Résidus ligneux générés par la première transformation des grumes : écorces, sciures, dosses et délignures, chutes diverses et plaquettes.

Les entreprises composant le secteur de la première transformation du bois sont les scieries et les usines de déroulage et de tranchage (la fabrication d’emballages, bien que relevant de la seconde transformation, est assimilée au sciage, du moins pour les produits connexes).

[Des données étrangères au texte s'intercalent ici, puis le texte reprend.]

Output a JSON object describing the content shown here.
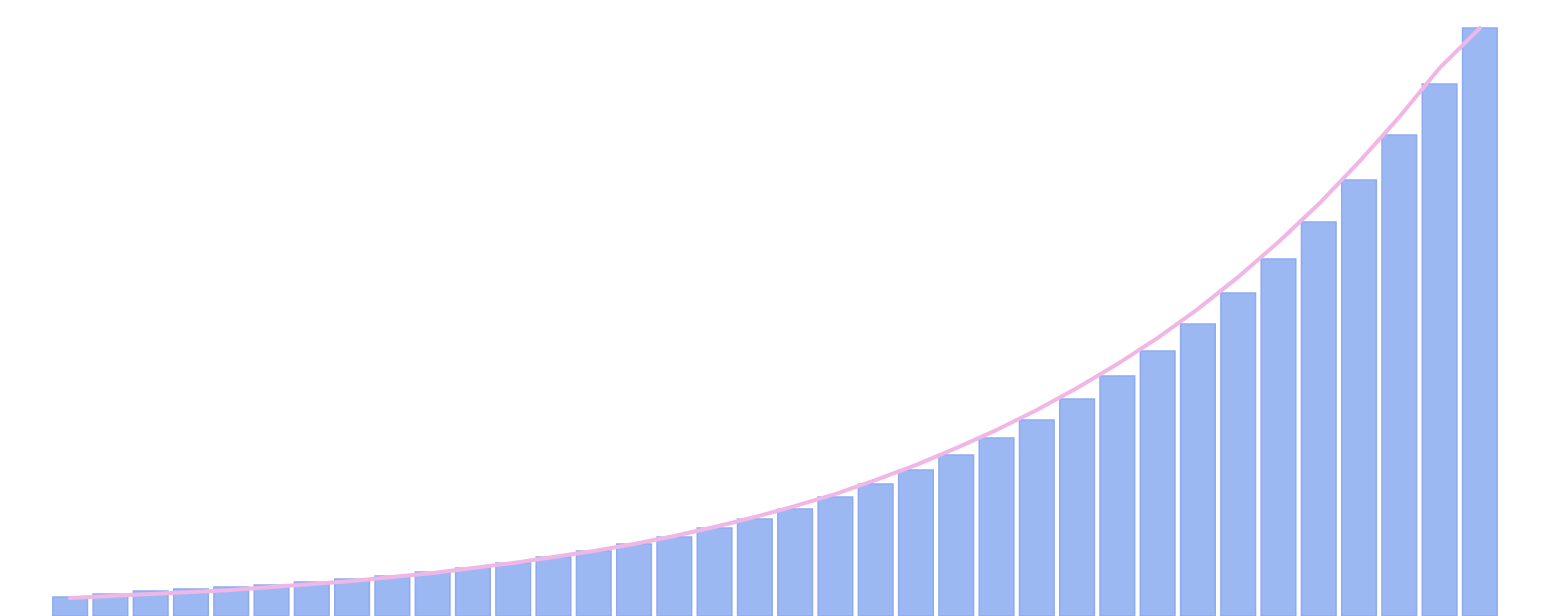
{
  "chart_data": {
    "type": "bar",
    "categories": [
      null,
      null,
      null,
      null,
      null,
      null,
      null,
      null,
      null,
      null,
      null,
      null,
      null,
      null,
      null,
      null,
      null,
      null,
      null,
      null,
      null,
      null,
      null,
      null,
      null,
      null,
      null,
      null,
      null,
      null,
      null,
      null,
      null,
      null,
      null,
      null
    ],
    "series": [
      {
        "type": "bar",
        "color": "#9bb8f2",
        "values": [
          19,
          22,
          25,
          27,
          29,
          31,
          34,
          37,
          40,
          44,
          48,
          53,
          59,
          65,
          72,
          79,
          88,
          97,
          107,
          119,
          132,
          146,
          161,
          178,
          196,
          217,
          240,
          265,
          292,
          323,
          357,
          394,
          436,
          481,
          532,
          588
        ]
      },
      {
        "type": "line",
        "color": "#f0b6e6",
        "values": [
          18,
          20,
          22,
          24,
          26,
          29,
          32,
          35,
          39,
          43,
          48,
          53,
          59,
          65,
          72,
          80,
          89,
          99,
          110,
          122,
          136,
          151,
          168,
          186,
          206,
          228,
          252,
          278,
          307,
          339,
          374,
          412,
          454,
          499,
          548,
          588
        ]
      }
    ],
    "ylim": [
      0,
      616
    ]
  }
}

Le rendement matière de la transformation des grumes varie, en moyenne, de 45 à 63% selon les essences. Les produits connexes représentent donc des quantités importantes : environ 8 millions de tonnes par an dont 5 millions sont destinées aux industries de la trituration (valorisation matière), environ 1 million aux chaufferies collectives et industrielles, entre 0,5 et 1 million au chauffage individuel, et des quantités plus modestes pour la litière animale, le compostage des boues d’épuration… Les quantités encore disponibles sont inférieures au million de tonnes par an et sont principalement constituées d’écorces.

Obligées depuis 1975 d’éliminer leurs déchets, les industries du bois ne peuvent plus les brûler à l’air libre (décret de 1994) ni, depuis 2002, les orienter vers l’enfouissement (réservé en théorie aux déchets ultimes, le bois n’en étant pas un à l’évidence).